Issue: "Orphaned no more," July 30, 2011

Some of those in most immediate danger are Sudanese who are loyal to South Sudan but now live north of its border. In the state of South Kordofan Sudan's military has heavily bombed the region, home to members of the Nuba ethnic group, mostly Christians who sided with South Sudan during civil war. Amar Amoun, a local military official loyal to the South, described the attacks to The Independent: "They are not bombing our military, they are bombing our civilians and terrorizing our people."

Both the South's forces (also known as SPLA) and the North's SAF have bases in South Kordofan, and observers say SAF incursions to disarm the SPLA have led to the conflict that has displaced 75,000 people, according to UN estimates. The SAF has cut off to aid workers and journalists most areas of fighting, leaving reports of dead and ongoing atrocities unverifiable.

On July 13, Ashworth reported, "I have just this minute talked to three Nuba, including one very old friend, who found their way separately to Juba with firsthand news of [the South Kordofan towns of] Kauda, Kadugli, and Dilling. All confirm that the targeting of Nuba and suspected SPLM sympathizers is continuing."

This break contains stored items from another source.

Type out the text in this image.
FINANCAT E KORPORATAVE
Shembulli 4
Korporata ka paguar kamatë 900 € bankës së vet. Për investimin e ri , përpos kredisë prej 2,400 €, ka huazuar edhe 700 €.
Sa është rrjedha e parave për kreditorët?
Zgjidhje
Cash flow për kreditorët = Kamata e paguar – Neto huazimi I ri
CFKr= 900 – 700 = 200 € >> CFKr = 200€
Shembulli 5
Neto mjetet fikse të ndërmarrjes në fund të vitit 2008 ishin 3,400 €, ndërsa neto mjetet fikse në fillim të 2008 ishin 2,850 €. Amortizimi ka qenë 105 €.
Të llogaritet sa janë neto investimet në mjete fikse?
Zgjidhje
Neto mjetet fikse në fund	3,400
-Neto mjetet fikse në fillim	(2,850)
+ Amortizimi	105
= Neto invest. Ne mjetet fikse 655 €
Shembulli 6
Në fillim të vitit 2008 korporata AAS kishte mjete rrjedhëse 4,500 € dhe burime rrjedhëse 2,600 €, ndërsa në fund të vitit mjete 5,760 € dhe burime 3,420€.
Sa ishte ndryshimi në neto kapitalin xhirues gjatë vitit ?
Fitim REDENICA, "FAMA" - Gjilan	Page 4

Ashworth's contacts report that it is government-supported Arab militias rather than SAF soldiers who are searching vehicles and removing suspected Southern sympathizers along the roads. "The Nuba report that they don't even feel safe in Khartoum," he said.

Like South Kordafan, Blue Nile state also faces uncertainty. It too joined South Sudan's SPLM in fighting the North during civil war, and both received special status under the 2005 Comprehensive Peace Agreement. But negotiations to establish political and military protocols in the contested areas have never been finalized. That means the states include unreconciled fighting forces from North and South: "We have over 55,000 forces which were part and parcel of the SPLA and they are sons and daughters of the two areas," said Blue Nile Governor Malik Agar, who spoke to reporters in Juba the day after the independence celebrations. "There will be resistance [to disarmament] and then there is going to be war in the two areas and possibly in the whole of Sudan."

Agar is a veteran all the way back to the early days of the civil war, a Muslim and a Northerner who became a steady ally of the South and comrade in arms to Garang, a Christian. I once met Agar in his heavily guarded SPLA compound in Blue Nile, a rebel commander operating on the run. Now he is the duly elected governor of a contested state whose allegiances lie on both sides of the new border. Whether he can officiate as a civilian head of state or as a commander on the run will say much about the future of Sudan and its neighbor, the Republic of South Sudan.